To measure the concentration of a test sample, a standard sample with known concentration is injected into the GC instrument. The peak retention time and area of the standard is compared to the test sample’s results to determine the unknown concentration. In GC, external and internal standards are commonly employed in order to ensure reliable quantification of the test sample. When known standards are run separately from the actual sample of interest and the response is compared to that of the sample in another chromatogram, it is referred to as an external standard. When the standard is added to the sample and analyzed simultaneously, it is called an internal standard.
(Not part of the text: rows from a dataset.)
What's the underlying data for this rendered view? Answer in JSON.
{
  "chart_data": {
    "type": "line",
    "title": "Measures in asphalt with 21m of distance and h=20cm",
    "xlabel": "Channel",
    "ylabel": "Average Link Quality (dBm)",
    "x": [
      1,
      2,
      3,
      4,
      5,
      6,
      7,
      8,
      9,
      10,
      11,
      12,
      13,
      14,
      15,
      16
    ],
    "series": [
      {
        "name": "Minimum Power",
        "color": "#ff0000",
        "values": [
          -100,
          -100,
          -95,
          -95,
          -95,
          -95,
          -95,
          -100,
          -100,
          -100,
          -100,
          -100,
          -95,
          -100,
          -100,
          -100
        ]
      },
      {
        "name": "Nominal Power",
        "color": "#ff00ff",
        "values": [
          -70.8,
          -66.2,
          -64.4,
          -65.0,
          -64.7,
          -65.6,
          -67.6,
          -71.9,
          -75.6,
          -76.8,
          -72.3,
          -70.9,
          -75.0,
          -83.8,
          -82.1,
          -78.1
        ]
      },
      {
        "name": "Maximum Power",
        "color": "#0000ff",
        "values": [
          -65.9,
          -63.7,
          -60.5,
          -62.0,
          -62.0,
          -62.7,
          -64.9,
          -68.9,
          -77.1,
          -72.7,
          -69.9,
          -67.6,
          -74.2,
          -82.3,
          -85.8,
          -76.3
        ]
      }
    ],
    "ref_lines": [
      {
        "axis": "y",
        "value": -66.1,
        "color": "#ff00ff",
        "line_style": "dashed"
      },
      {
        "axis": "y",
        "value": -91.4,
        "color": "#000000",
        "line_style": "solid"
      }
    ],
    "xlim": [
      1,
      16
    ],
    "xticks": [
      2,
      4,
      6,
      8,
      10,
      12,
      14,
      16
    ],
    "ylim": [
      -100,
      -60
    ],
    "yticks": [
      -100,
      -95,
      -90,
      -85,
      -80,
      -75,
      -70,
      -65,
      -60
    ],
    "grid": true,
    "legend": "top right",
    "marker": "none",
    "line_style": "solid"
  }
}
Many samples can be analyzed by GC so long as the compounds are reasonably volatile (can be vaporized) yet are thermally stable (do not degrade at high temperature). Samples can be collected from solid, liquid, or gaseous materials. When preparing samples for GC, it’s important to minimize sample complexity because the quality of the sample impacts the accuracy and precision of your final chromatographic results. A wide variety of matrix-specific sample preparation techniques are available to help isolate and concentrate analytes and sample matrices prior to GC analysis.
The GC column is the heart of a GC system, where chromatographic separation occurs. Selecting the proper GC column should be based on 4 significant factors: stationary phase, column internal diameter (I.D.), film thickness, and column length. These factors impact column efficiency, resolution and sample capacity.
The stationary phase should be selected based on the application to be performed.